The two countries are also the two biggest producers of greenhouse gases warming the planet. China’s current emissions are by far the highest in the world, and the United States’ cumulative emissions over the past 150 years of industrialization are the highest in the world.

Emissions like these, produced by the burning of fossil fuels, are what drive these bouts of abnormally high temperatures, scientists have repeatedly found. “Unsurprisingly, heat waves are getting deadlier,” Friederike Otto, a climate scientist at Imperial College in London, said in a statement Thursday.

Global temperatures in the first five months of the year have been the highest since modern recordkeeping began. That puts 2024 on course to be the hottest year in recorded history, eclipsing last year’s record.

Saudi Arabia, a petrostate that has opposed diplomatic efforts to phase out fossil fuel use, experienced a harrowing event this week. Agence France-Presse reported Thursday that 1,000 people had died while on the hajj pilgrimage to Mecca, the holy city in Saudi Arabia. In central Algeria, another oil-rich state, riots erupted over water in mid-June as rising temperatures and a lack of rain dried up drinking-water supplies.

Doctors around the world have increasingly pointed to heat’s often underappreciated effect on health.

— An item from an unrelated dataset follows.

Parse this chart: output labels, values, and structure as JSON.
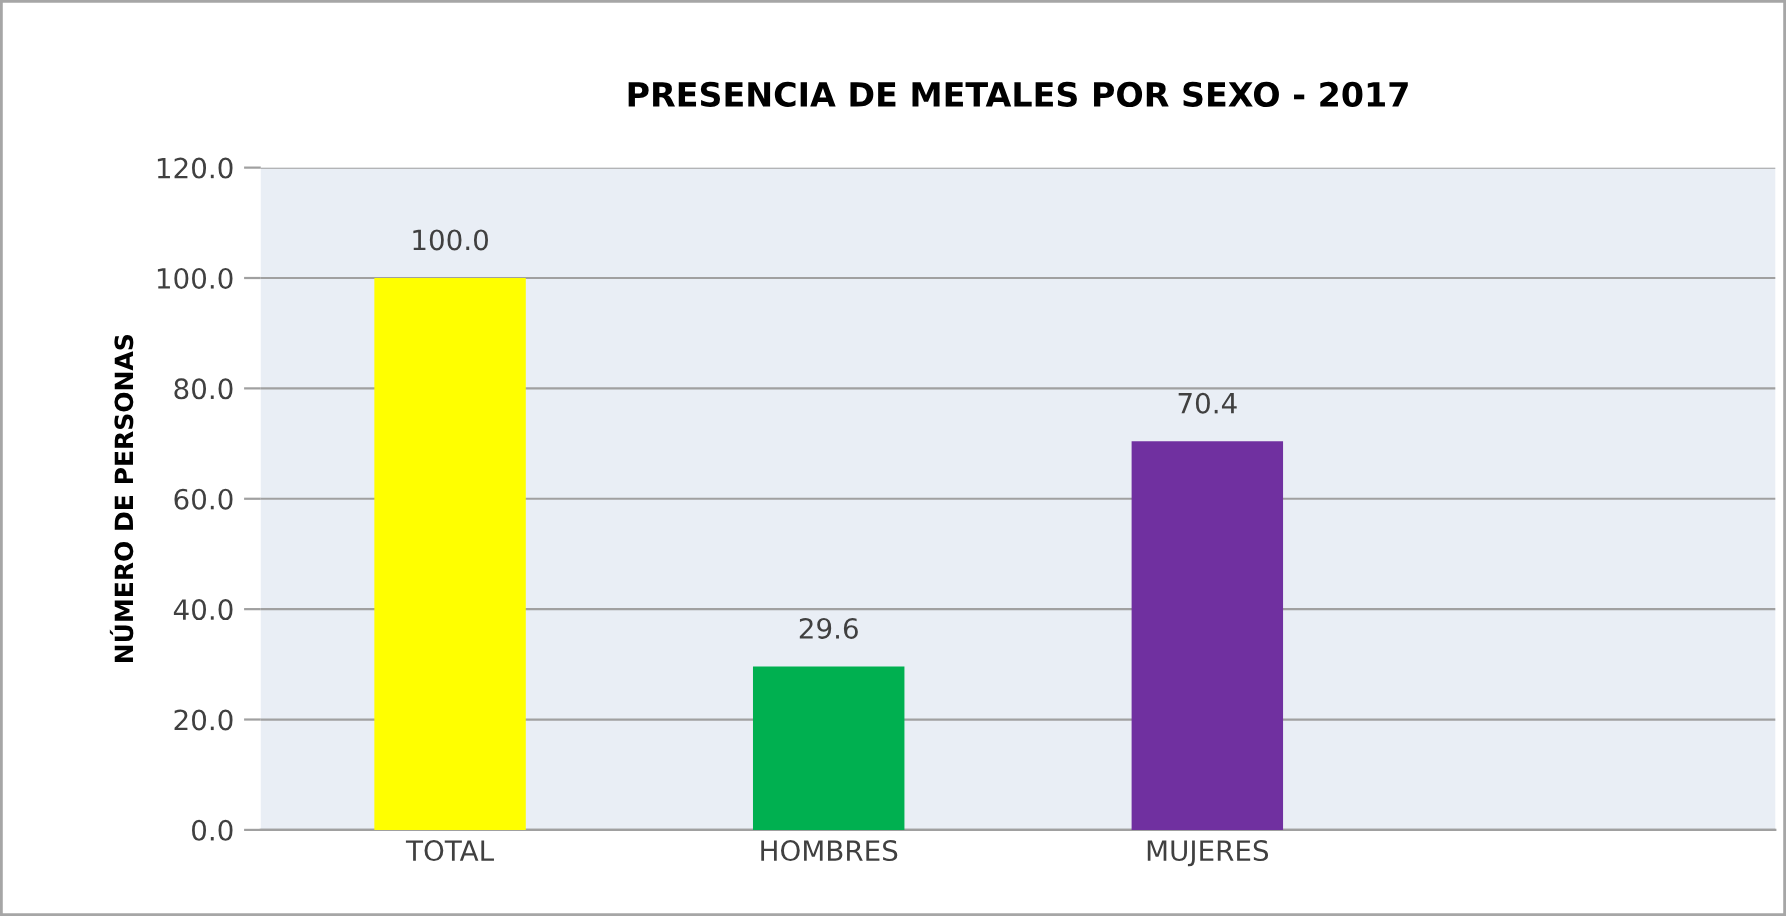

Many hospital systems have no adequate way to count heat illnesses or deaths because heat can aggravate a host of other conditions, like kidney disease or asthma, which means that deaths due to heat sometimes end up attributed to other causes and show up as a pattern of excess deaths.

“A transition away from fossil fuels is the best way to prevent deaths and illness from heat in the future — everything else is just a Band-Aid on a bullet wound,” said Renee Salas, an emergency room doctor at Massachusetts General Hospital and the lead author of a special issue of The Lancet, the medical journal, on climate change and health.

Heat isn’t the only extreme weather hazard affecting the world.

High temperatures dried out soils in China’s northern agricultural provinces, prompting emergency response measures against an expanding drought, including cloud-seeding operations to cause rain. Meanwhile, heavy rains inundated the country’s south, with landslides blocking roads and power outages affecting 100,000 households.

In the United States, New Mexico’s weather went from fires to floods in the course of a week. Roughly 23,000 acres have burned in southern New Mexico since two fast-moving wildfires were detected Monday. At least two people have died. Then, on Wednesday came torrential rains and floods rushing down burn-scarred hillsides.

Last week, three days of tropical rains in Florida wreaked havoc on airports and highways.

On Thursday, the Atlantic hurricane season’s first named storm, Alberto, barreled into the northeastern coast of Mexico. Amid the lashing wind and rain, three children were killed, local officials said. One drowned trying to rescue a ball in a fast-moving river. Two others were electrocuted when a cable made contact with a pond.

The hurricane season is projected to be unusually strong this year, according to the National Oceanic and Atmospheric Administration, because the ocean is extraordinarily hot. That, too, is in part because of the burning of fossil fuels.